There were two survivors aboard the plane, while no deaths on the ground were reported in the crowded neighborhood of multi-story houses on the eastern edge of Jinnah International Airport, where the plane crashed.
More than two dozen houses were damaged when the airliner roared in, leaving a tangle of severed electrical cables and exposed rebars – a broken wing resting on the side of a house, an engine on the ground nearby.
The jet fuel set the wreck on fire along with houses and vehicles and sent black smoke into the sky, a Reuters witness said.
Crowds of people rushed to the site, relatives looking for relatives, rescue workers and the curious. Numerous ambulances and fire engines blocked the narrow, crowded streets.
A rescue worker told Reuters that two bodies with oxygen masks were found. Many bodies that were pulled from the rubble were charred beyond recognition.
The airline's managing director said on Friday that the pilot's latest message pointed to a technical problem. An Airbus team is due to arrive on Monday to investigate, a PIA spokesman said.
"They will do all they can, including deciphering the black box," said spokesman Khan, referring to the flight data recorder.
SCREAM AND FIRE
45-year-old Shahid Ahmed was waiting for his mother's arrival at the airport. When he reached the crash site, he saw rescuers retrieving corpses and people taking selfies.
"Nobody was responsible on site, people were busy posing for pictures," said a troubled Ahmed, who lost his mother, Dishad Begum, 75, who also flew to Karachi for Eid.
After searching the site and not finding his mother, Ahmed found her in hospitals.

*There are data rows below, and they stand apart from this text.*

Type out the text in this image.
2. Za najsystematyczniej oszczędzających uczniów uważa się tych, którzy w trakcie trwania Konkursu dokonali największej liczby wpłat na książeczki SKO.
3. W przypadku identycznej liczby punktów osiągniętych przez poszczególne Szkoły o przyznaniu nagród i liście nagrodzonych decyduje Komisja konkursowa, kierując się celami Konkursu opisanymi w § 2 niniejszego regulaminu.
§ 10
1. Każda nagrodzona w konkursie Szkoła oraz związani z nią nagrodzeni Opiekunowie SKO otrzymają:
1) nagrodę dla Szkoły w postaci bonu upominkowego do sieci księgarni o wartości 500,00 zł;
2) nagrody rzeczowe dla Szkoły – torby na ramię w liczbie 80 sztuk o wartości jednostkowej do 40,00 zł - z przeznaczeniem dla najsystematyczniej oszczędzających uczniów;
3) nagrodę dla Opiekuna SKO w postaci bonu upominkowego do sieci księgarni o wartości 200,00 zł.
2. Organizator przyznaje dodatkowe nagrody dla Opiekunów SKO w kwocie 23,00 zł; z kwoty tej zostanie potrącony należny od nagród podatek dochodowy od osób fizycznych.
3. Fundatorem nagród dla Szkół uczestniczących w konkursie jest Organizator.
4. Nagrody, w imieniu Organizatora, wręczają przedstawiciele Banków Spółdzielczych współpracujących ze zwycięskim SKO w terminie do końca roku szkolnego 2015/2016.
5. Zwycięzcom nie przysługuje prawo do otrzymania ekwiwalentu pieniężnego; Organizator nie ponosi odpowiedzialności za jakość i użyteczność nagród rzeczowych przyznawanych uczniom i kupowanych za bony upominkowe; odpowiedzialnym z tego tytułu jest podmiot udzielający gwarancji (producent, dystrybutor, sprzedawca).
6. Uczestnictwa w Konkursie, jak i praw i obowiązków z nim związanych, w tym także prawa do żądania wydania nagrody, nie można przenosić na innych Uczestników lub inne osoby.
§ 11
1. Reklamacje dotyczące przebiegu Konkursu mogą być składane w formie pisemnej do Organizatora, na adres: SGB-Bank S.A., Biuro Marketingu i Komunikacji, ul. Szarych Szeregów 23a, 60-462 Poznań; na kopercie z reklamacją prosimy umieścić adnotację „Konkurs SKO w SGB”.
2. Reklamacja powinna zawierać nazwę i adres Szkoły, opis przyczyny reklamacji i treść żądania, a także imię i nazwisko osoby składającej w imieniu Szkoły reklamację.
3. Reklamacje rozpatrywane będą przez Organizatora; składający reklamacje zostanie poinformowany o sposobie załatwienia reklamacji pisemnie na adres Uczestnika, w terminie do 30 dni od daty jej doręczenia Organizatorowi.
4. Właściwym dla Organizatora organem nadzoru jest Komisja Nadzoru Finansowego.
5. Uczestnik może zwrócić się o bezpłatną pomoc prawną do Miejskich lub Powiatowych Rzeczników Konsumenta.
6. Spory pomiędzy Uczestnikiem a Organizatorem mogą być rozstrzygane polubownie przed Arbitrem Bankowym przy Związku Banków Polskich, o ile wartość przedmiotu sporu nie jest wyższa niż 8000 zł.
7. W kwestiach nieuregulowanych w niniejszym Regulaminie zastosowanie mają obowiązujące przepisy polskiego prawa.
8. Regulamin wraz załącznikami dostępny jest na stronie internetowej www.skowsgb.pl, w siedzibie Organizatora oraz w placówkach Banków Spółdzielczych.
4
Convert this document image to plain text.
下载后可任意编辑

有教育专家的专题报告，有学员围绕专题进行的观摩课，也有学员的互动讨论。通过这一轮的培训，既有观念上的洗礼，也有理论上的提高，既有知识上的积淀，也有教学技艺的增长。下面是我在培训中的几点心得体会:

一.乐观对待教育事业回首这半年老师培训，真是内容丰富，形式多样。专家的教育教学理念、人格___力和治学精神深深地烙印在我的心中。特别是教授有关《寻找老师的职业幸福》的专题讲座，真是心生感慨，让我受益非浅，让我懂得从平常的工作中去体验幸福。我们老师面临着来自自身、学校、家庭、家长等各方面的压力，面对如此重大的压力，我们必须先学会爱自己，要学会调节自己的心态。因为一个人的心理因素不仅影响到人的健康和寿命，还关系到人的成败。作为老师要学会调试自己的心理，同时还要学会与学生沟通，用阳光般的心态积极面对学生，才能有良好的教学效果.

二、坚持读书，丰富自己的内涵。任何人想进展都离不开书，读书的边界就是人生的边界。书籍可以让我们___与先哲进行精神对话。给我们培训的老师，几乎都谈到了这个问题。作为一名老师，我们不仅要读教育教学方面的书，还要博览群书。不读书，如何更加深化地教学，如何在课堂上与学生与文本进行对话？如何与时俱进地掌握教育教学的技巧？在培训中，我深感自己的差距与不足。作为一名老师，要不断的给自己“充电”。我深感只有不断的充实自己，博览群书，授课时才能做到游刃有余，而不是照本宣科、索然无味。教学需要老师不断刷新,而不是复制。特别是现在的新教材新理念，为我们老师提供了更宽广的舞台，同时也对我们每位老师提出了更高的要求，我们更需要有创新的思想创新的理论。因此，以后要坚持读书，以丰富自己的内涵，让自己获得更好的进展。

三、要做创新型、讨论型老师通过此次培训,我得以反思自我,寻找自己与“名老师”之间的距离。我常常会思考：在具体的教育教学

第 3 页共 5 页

"There was no list of dead or injured in any of the hospitals, it was all chaos and mismanagement," said Ahmed, who was sobbing as he told the torture.
"The search for our mother's body was a nightmare."
One of the survivors, engineer Muhammad Zubair, told Geo News that the pilot had landed, landed briefly, and then pulled up again.
He announced that he would try again shortly before the plane crashed, Zubair said from the hospital.
"I could hear screams from all directions. Children and adults. All I could see was fire. I couldn't see people – just hear their screams," he said.
Rahmaan said his family is still in shock.
"There is no oath in our house," he said.
Rahmaan said he consoled himself that his parents always wanted to be with each other.
"Whatever happened, whatever the reason, they always wanted to be together. In the end, they were together."
(Except for the headline, this story was not edited by NDTV staff and published from a syndicated feed.)